In his screenplay, which represents a major step forward compared with previous assignments (Batman and Robin, Lost in Space), Goldsman has decided not to render a literal telling of Nash’s life but to delineate the architecture of his existence. Hence, Beautiful Mind is billed as a semi-fictional story, with Goldsman receiving a “written by” rather than “screenplay by” credit from the Writers Guild. But some of the tale’s omissions are glaring and peculiar, specifically Nash’s homosexual experiences. There’s only one brief scene in the film, in which the young Nash exchanges a “look” with another guy in Princeton’s halls, but no references are made to his sexuality while he was married.
This problem wouldn’t have mattered much if Howard’s direction were more subtle and nuanced. Howard is an entertainer with roots so deep in commercial TV and movies that the artist in him still struggles to come out. It may be unfair to suggest, but his films still betray his origins on The Andy Griffith Show and Happy Days. In Apollo 13 and The Paper, two vintage Howard works, he took messy situations and turned them into genial, uniquely American celebrations.

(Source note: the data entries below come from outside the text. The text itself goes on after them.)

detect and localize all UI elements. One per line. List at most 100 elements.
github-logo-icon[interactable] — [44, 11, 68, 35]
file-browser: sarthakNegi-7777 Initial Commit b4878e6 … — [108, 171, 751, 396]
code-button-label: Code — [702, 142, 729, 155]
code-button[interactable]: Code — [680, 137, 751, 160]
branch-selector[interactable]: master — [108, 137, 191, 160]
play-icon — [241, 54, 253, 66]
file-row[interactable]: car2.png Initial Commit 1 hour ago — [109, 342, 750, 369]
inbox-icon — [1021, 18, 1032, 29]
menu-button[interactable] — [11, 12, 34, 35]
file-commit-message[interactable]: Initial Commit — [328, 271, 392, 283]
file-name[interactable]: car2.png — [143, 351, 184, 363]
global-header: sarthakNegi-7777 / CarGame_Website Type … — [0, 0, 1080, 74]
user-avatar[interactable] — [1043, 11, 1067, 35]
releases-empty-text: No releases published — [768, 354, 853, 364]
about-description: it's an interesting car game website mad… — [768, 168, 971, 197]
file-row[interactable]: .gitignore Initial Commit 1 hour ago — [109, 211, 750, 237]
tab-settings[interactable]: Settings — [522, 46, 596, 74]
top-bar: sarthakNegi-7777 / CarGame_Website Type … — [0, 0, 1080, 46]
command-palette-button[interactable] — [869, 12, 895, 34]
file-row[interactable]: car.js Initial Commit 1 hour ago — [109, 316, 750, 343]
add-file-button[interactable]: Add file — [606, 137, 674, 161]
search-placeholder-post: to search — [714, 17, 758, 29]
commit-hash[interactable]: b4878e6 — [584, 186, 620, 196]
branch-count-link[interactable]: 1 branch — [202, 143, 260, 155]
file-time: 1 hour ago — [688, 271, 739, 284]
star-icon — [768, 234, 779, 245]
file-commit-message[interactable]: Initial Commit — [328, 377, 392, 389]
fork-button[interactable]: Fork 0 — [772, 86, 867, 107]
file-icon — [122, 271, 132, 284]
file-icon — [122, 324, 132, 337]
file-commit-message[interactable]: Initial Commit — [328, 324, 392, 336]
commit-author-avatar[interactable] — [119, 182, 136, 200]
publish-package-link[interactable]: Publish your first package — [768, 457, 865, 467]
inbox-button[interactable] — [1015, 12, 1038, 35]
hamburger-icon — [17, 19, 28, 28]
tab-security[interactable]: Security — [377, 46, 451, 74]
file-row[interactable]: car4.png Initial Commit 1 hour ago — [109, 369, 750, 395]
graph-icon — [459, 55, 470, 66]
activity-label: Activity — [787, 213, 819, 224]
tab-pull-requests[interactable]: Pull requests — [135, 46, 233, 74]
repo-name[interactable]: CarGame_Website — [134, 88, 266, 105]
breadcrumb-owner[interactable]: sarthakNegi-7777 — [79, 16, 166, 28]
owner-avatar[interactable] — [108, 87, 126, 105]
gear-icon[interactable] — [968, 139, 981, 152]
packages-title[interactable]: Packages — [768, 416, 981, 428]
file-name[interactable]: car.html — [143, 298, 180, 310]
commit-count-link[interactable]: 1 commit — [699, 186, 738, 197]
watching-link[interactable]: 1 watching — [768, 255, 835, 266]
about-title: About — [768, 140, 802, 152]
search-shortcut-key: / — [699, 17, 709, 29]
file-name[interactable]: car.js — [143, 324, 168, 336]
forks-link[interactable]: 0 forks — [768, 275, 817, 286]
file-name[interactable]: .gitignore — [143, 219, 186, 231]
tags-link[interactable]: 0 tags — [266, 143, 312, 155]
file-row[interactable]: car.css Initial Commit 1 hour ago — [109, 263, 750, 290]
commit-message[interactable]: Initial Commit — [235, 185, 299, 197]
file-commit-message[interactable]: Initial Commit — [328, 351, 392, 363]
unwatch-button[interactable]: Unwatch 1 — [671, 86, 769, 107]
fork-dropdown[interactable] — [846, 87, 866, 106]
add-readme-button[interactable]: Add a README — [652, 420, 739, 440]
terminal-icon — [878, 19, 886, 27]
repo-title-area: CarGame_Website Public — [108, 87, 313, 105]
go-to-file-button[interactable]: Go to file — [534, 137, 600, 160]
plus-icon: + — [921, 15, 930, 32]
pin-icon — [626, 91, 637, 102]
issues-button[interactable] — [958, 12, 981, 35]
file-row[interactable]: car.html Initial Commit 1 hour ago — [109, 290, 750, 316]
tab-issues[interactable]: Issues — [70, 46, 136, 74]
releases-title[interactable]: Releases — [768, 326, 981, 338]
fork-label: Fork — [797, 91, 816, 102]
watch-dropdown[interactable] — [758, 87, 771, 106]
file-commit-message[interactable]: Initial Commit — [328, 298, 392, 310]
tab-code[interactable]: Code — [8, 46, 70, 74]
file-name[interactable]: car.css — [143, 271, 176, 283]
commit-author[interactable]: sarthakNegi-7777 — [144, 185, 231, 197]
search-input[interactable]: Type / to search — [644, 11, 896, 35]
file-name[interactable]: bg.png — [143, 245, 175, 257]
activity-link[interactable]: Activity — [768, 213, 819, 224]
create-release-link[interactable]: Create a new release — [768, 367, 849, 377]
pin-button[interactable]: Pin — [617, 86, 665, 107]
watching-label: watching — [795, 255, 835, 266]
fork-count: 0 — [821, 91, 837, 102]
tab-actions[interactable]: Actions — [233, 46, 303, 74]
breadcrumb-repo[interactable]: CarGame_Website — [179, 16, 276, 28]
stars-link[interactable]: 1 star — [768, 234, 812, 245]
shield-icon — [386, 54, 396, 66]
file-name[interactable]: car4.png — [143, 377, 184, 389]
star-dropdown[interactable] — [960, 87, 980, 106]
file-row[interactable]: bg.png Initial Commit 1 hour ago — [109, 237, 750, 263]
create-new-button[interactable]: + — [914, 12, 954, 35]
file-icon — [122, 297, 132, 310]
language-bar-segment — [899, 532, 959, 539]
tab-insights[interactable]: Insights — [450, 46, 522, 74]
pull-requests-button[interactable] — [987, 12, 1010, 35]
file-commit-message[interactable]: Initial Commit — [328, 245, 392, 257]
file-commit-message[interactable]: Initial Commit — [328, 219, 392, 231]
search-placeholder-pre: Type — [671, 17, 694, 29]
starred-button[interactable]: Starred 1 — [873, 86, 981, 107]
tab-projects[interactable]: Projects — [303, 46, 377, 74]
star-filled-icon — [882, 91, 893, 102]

Not helping matters is Howard’s insistence on underlying every emotion for his viewers, neatly resolving situations and crises that call for ambiguity and untidiness, notions that simply don’t exist in his vocabulary. Though Howard likes the idea of mixing serious with comic moments, he doesn’t trust his audience to grasp changes of pace or tonality. As a result, he punches out the scenes emphatically, each making its blatant message before moving onto the next one. In Howard’s treatment, Beautiful Mind becomes an upbeat story of a man whose extraordinary will translates into a spiritual triumph against all odds. One can only speculate how a director like Martin Scorsese, who has excelled in portraying troubled, animalistic persona (Taxi Driver, Raging Bulls) would have dealt with the material’s darker notes.
That said, Howard is a compassionate director, who gets feelings onscreen as few filmmakers do, and he’s good with actors. It may not take much to get a shining performance from Crowe, but Howard deserves credit for guiding the actor. But the revelation here is Jennifer Connelly, who’s not only the story’s true heroine, but the best thing about the film. As Alicia, Connelly conveys a passionate woman who never lost the glimpse of the charismatic man she had fallen in love with. Pure love fuels her sacrificial loyalty to Nash, serving as his companion in what must have been a more turbulent journey that the film is willing to acknowledge.